Ha patteggiato una condanna a un anno e 4 mesi Armando Vadacca, braccio destro di Lucio Della Tigre che avrebbe trafugato dalla sua abitazione armi e attrezzi dalla sua masseria, dopo la morte del boss

tribunale

MONTERONI- Ha patteggiato un anno e 4 mesi Antonio Vadacca, 40enne di Monteroni accusato di furto per aver trafugato materiale e attrezzi da lavoro custoditi all’interno della masseria “La Tenente”, dove il 22 dicembre 2010 è stato ucciso Lucio Vetrugno, detto Lucio della tigre. Il patteggiamento è stato accolto dal giudice Giovanni Gallo. Gli attrezzi sarebbero stati sottratti dalla masseria alcune settimane dopo l’omicidio (per cui attualmente c’è un indagato).

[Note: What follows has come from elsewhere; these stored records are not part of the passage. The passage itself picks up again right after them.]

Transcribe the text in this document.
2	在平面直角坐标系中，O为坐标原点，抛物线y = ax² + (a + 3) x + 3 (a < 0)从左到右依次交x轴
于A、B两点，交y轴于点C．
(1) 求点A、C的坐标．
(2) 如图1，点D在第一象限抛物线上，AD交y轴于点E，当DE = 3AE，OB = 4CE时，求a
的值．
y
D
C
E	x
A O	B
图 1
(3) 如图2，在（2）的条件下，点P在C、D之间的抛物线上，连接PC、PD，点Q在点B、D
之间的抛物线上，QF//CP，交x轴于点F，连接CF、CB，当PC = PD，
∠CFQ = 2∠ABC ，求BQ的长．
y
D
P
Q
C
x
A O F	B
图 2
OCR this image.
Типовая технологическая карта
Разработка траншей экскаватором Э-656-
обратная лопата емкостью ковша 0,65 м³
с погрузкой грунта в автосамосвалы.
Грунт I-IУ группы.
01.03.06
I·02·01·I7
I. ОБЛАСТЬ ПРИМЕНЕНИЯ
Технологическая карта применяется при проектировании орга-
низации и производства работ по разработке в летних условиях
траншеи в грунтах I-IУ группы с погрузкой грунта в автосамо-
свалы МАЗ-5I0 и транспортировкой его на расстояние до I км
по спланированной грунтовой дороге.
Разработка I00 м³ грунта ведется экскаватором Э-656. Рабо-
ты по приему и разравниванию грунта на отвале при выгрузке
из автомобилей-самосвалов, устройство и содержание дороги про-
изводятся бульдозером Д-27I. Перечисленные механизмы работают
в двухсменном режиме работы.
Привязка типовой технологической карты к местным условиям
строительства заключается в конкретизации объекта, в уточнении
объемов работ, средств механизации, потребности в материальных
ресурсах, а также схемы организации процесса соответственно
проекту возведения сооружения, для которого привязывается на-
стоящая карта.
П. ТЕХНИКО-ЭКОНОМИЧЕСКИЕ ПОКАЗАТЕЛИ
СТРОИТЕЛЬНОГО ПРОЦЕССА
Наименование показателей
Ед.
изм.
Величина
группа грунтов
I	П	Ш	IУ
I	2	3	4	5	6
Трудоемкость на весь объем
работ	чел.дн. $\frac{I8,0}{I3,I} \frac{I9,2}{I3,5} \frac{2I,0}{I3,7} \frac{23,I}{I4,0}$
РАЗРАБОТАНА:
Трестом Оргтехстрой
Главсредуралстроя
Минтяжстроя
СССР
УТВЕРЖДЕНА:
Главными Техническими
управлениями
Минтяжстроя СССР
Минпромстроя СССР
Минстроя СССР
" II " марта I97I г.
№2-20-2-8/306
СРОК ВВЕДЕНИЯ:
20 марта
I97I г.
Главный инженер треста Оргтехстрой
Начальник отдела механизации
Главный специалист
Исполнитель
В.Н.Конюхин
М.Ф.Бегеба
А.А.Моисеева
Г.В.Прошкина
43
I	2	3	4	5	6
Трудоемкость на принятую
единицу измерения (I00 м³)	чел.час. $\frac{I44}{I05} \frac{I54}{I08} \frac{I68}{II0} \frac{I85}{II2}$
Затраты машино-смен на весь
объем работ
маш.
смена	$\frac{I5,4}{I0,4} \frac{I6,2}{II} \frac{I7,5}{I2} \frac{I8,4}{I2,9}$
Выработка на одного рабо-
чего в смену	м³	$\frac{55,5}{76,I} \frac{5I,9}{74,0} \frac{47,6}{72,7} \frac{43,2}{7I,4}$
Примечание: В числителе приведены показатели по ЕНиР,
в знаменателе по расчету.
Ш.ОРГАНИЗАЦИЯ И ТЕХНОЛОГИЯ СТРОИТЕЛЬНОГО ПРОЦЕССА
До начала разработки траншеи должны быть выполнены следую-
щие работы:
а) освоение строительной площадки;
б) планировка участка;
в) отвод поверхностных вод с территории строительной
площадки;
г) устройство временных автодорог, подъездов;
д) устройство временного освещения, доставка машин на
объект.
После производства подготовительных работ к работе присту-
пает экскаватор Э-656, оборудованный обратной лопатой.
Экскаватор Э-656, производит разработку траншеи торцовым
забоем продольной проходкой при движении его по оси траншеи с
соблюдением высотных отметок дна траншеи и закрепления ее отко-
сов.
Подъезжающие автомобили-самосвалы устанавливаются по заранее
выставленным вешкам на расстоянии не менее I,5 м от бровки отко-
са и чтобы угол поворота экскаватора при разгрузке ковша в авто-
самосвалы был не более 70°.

Nei guai, durante alcune perquisizioni dei militari dell’Arma, finirono anche il fratello maggiore di Vadacca, Armando (sempre assistito dall’avvocato Massimo Bellini) e una terza persona. Armando Vadacca è stato assolto in appello dalle accuse di detenzione e porto abusivo di armi e furto.